Que ce soit par volonté ou par obligation administrative, bien choisir son partenaire local est donc primordial. Si les risques sont divisés, les prises de décisions aussi. Il est donc important de partager la même vision de l’entreprise avec son associé. Si beaucoup choisissent de partir à l’aventure avec un ami, pour Bérangère Ligouzat, directrice associée Vittrina (Chili), il est important de “séparer la vie privée et la vie professionnelle.” “Notre association avec Patricia est née, il y a 6 ans, d’une amitié. Résultat, nous sommes toujours amies, mais nous nous voyons moins en famille”, précise-t-elle.

Attention, danger !
Avec ou sans partenaire, la création d’entreprise est une expérience enrichissante et excitante mais peut vite virer au cauchemar si on ne s’est pas assez préparé. Finissons donc sur quelques petits conseils qui pourront vous éviter bien des écueils :
* Partir à l’étranger ne signifie pas repartir à zéro. N’oubliez pas de faire un bilan de vos compétences avant de vous lancer dans un projet vous étant complètement étranger. Une lubie ne peut être la fondation de votre nouvelle entreprise, un commerce quel qu’il soit demande de l’expertise de la part de son propriétaire. Evitez donc d’ouvrir une école de kitesurf à Bali après n’avoir pris que deux heures de cours.
* Passez du temps dans votre nouveau pays d’accueil afin de déterminer la pertinence de la présence de votre nouvelle affaire et les habitudes de consommation de vos futurs clients. “Les entrepreneurs doivent rester réalistes et ne pas penser tout révolutionner en s’implantant ici.
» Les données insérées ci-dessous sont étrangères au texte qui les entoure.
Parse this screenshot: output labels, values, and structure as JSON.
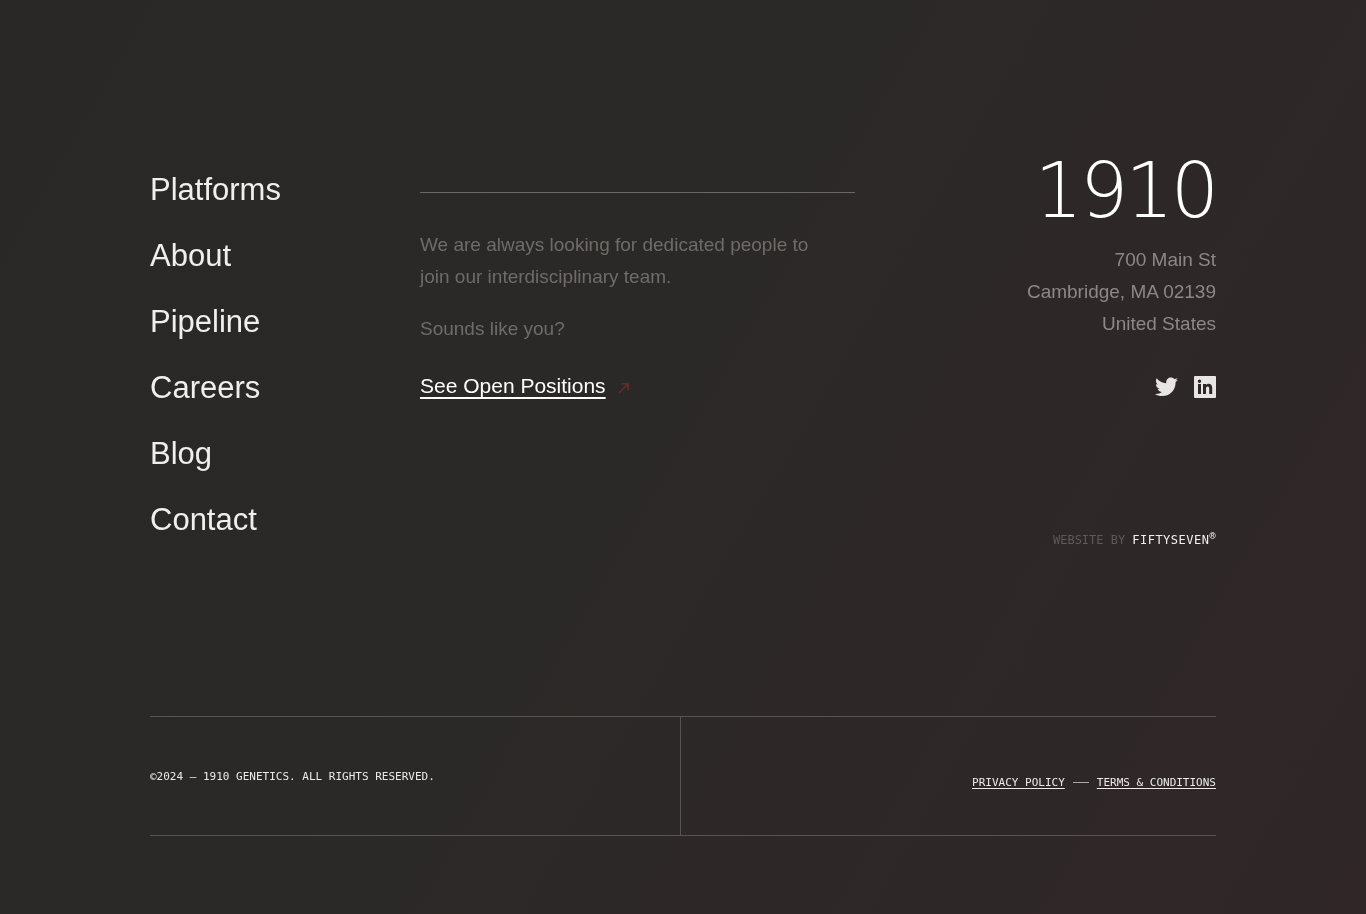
{
  "nav": [
    "Platforms",
    "About",
    "Pipeline",
    "Careers",
    "Blog",
    "Contact"
  ],
  "careers": {
    "text": "We are always looking for dedicated people to join our interdisciplinary team.",
    "prompt": "Sounds like you?",
    "link": "See Open Positions"
  },
  "logo": "1910",
  "address": [
    "700 Main St",
    "Cambridge, MA 02139",
    "United States"
  ],
  "credit": {
    "label": "WEBSITE BY",
    "name": "FIFTYSEVEN$^{®}$"
  },
  "copyright": "©2024 — 1910 GENETICS. ALL RIGHTS RESERVED.",
  "legal_links": [
    "PRIVACY POLICY",
    "TERMS & CONDITIONS"
  ]
}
Il ne faut jamais perdre de vue que l’on n’est pas chez nous et qu’il faut sans cesse s’adapter”, explique Bruno, architecte à Phnom Penh.
* Entourez-vous, mais pas uniquement d’amis. Dénichez-vous rapidement un avocat et un comptable. Créez-vous un réseau auprès des autres entrepreneurs via notamment les relais français sur place.
*  S’il faut s’intégrer dans son nouveau pays, n’oubliez pas non plus la communauté française. Votre nationalité pourra vous rapporter des clients ! “C’est sûr, le fait d’être déjà connue dans la communauté française a été un avantage, mais j’ai pu capter la clientèle française grâce à une réputation d’honnêteté, de respect et d’efficacité. Aujourd’hui, si mes collègues voient arriver des touristes français, ils me les envoient”, souligne Florence Heilbronn, seule femme au grand bazar d’Istanbul à la tête d’un commerce de tapis.
* N’oubliez pas non plus lepetitjournal.com ! Grâce à la section Bons Plans de ses éditions locales et à ses nombreux lecteurs, rien de plus simple pour faire connaître son entreprise des autres expatriés français et francophones.

Un peu de publicité, beaucoup de réflexion et une bonne dose d’huile de coude, seul ou avec un ou plusieurs partenaires, votre petite entreprise est lancée. Vous n’attendez plus que les clients … Ding Dong … on sonne à la porte …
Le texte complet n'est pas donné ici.